Very impressive---both the locomotive and the repair job! Take a well-deserved victory lap, Shay!:thumbsup::thumbsup::thumbsup:


----------



## shaygetz (Sep 23, 2007)

Thanks guys...yes, TJ, this is the one that took the header off of his layout. Remarkably, after all parts were straightened out, the only one that couldn't be repaired was one crank pin. There was a driver damaged as well but, after some Loc-tite Quick Gel, it appears to be holding up. Don't get me wrong, it wasn't an easy fix by any stretch, but it was satisfying knowing that I've acquired enough knowledge to wing one of these puppies without a diagram.

Here she is under way now...stayed up way too late last night with the wiring...


----------



## Stillakid (Jan 12, 2010)

Impressive restoration! You've got some incredible patience and skill!
Jim


----------



## tooter (Feb 26, 2010)

Stillakid said:


> Impressive restoration! You've got some incredible patience and skill!
> Jim


I heartily agree, Jim... 

...and I'll bet that same patience and skill expresses itself in the other facets of shay's life. 

Greg


----------



## tjcruiser (Jan 10, 2010)

Shay,

Awesome job ... my heart goes pitter-patter pitter-patter every time another loco is saved from the scrap heap ... well done!

TJ


----------



## shaygetz (Sep 23, 2007)

Thanks guys...I appreciate the kind words...Greg, you've obviously never been a passenger in my car when I'm on 495 around DC

Here it is running now, I had a problem with the one driver going out of quarter but, after cleaning the surfaces with denatured alcohol and applying a dab of JB Weld, everything's just ducky...

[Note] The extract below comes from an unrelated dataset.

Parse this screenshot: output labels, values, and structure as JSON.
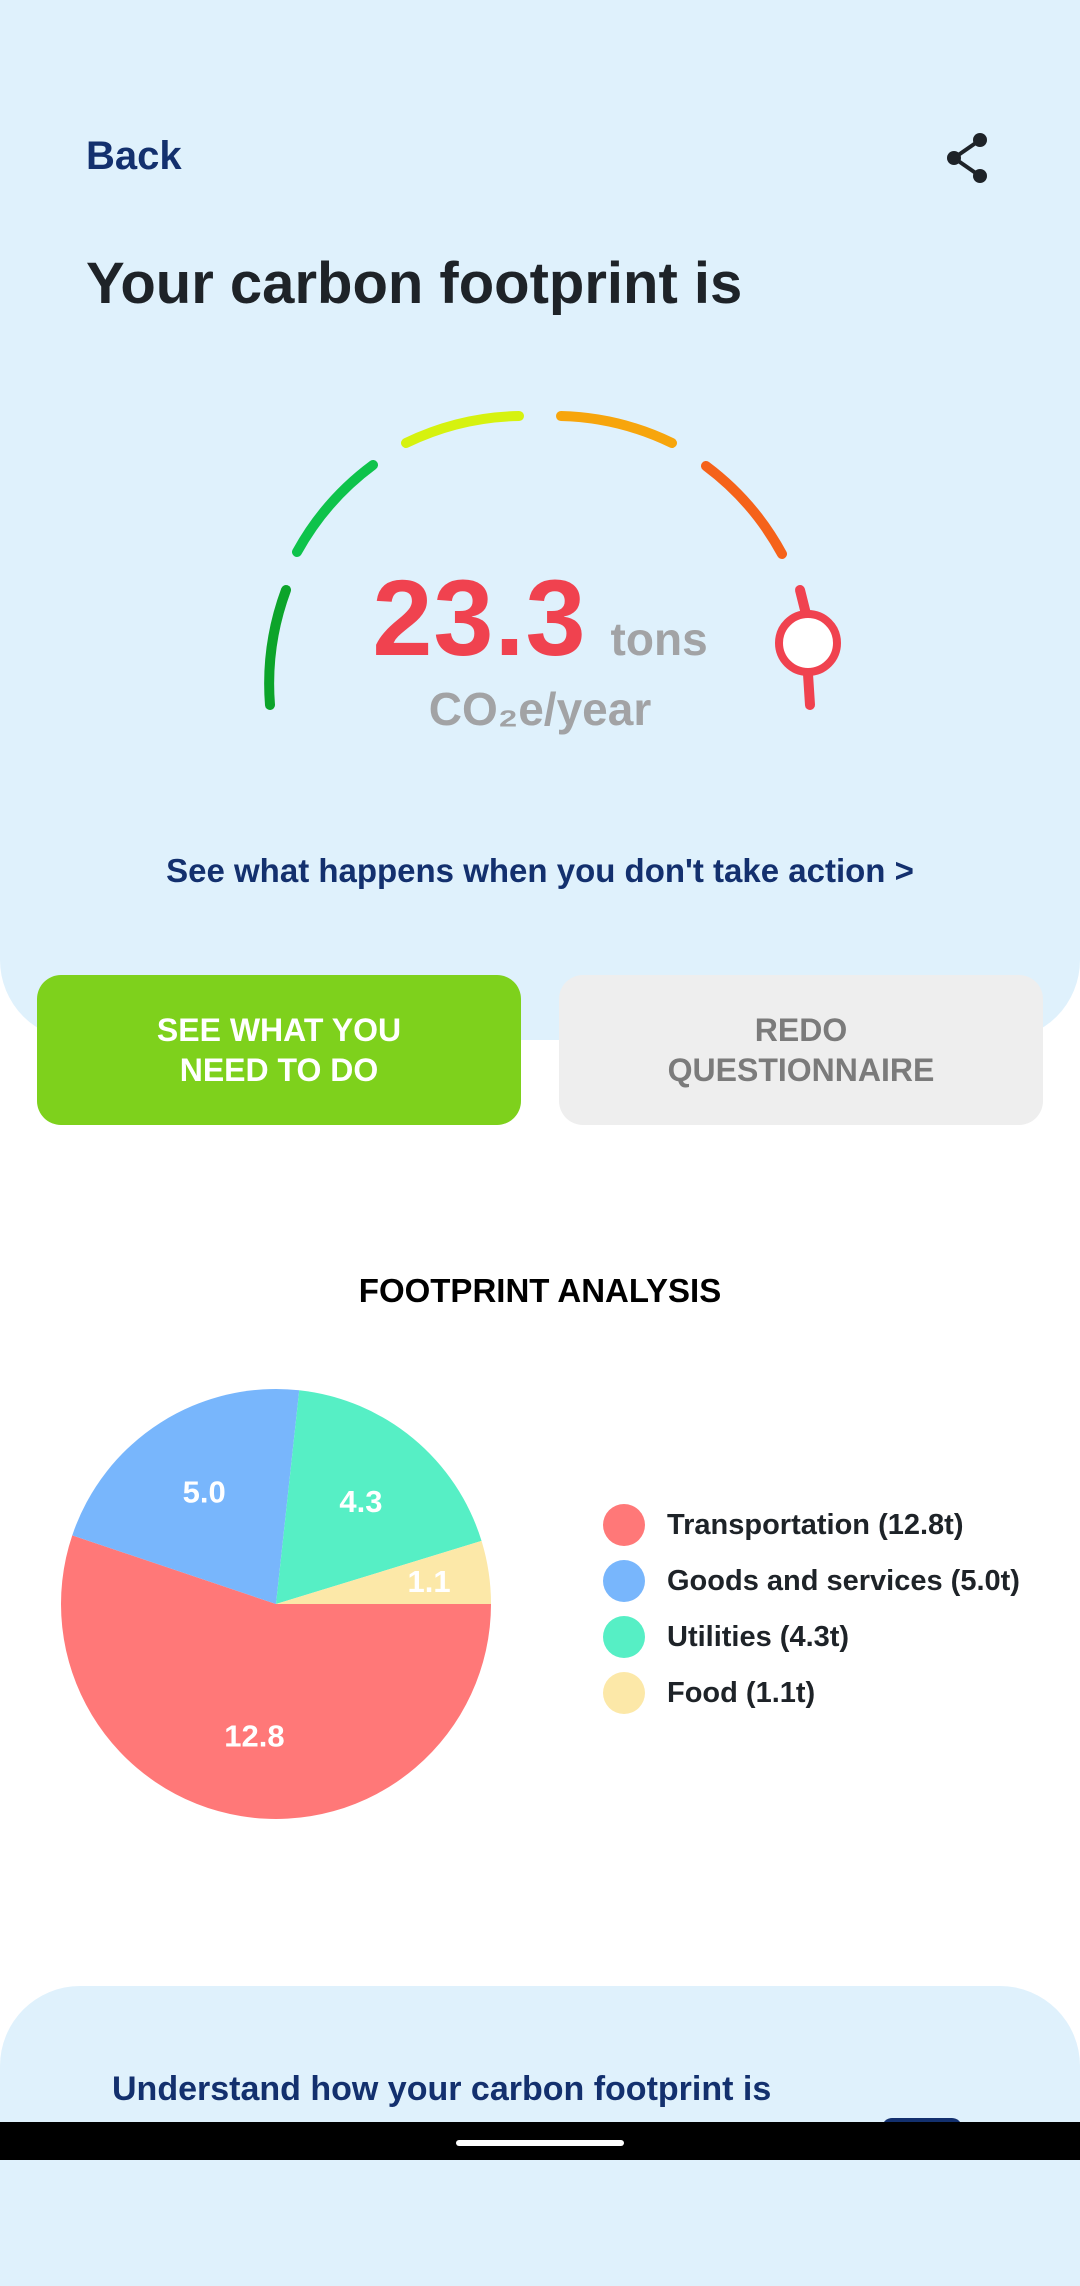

BTW, use a towel _(Mrs. approved, of course)_ rolled up from both ends for a nice cradle to work in, keeps them finer details where they belong...


----------



## shaygetz (Sep 23, 2007)

Finished...


----------



## Rocky Mountian (May 17, 2010)

Nice repair looks new again!


----------



## shaygetz (Sep 23, 2007)

Rocky Mountian said:


> Nice repair looks new again!


Thanks Rock...I saw that I missed one broken thing that I've since fixed, see if you can find it in the picture.





Yes...I am _that_ picky, especially because of my closeup shots...:laugh:


----------



## Rocky Mountian (May 17, 2010)

Is the steam line that cureled back and forth between the trucks?


----------



## shaygetz (Sep 23, 2007)

You're good...:thumbsup: I have since straightened it out and secured it


----------



## Southern (Nov 17, 2008)

great job shay. I love the pics that you post.


----------



## shaygetz (Sep 23, 2007)

Thanks, Southern...


----------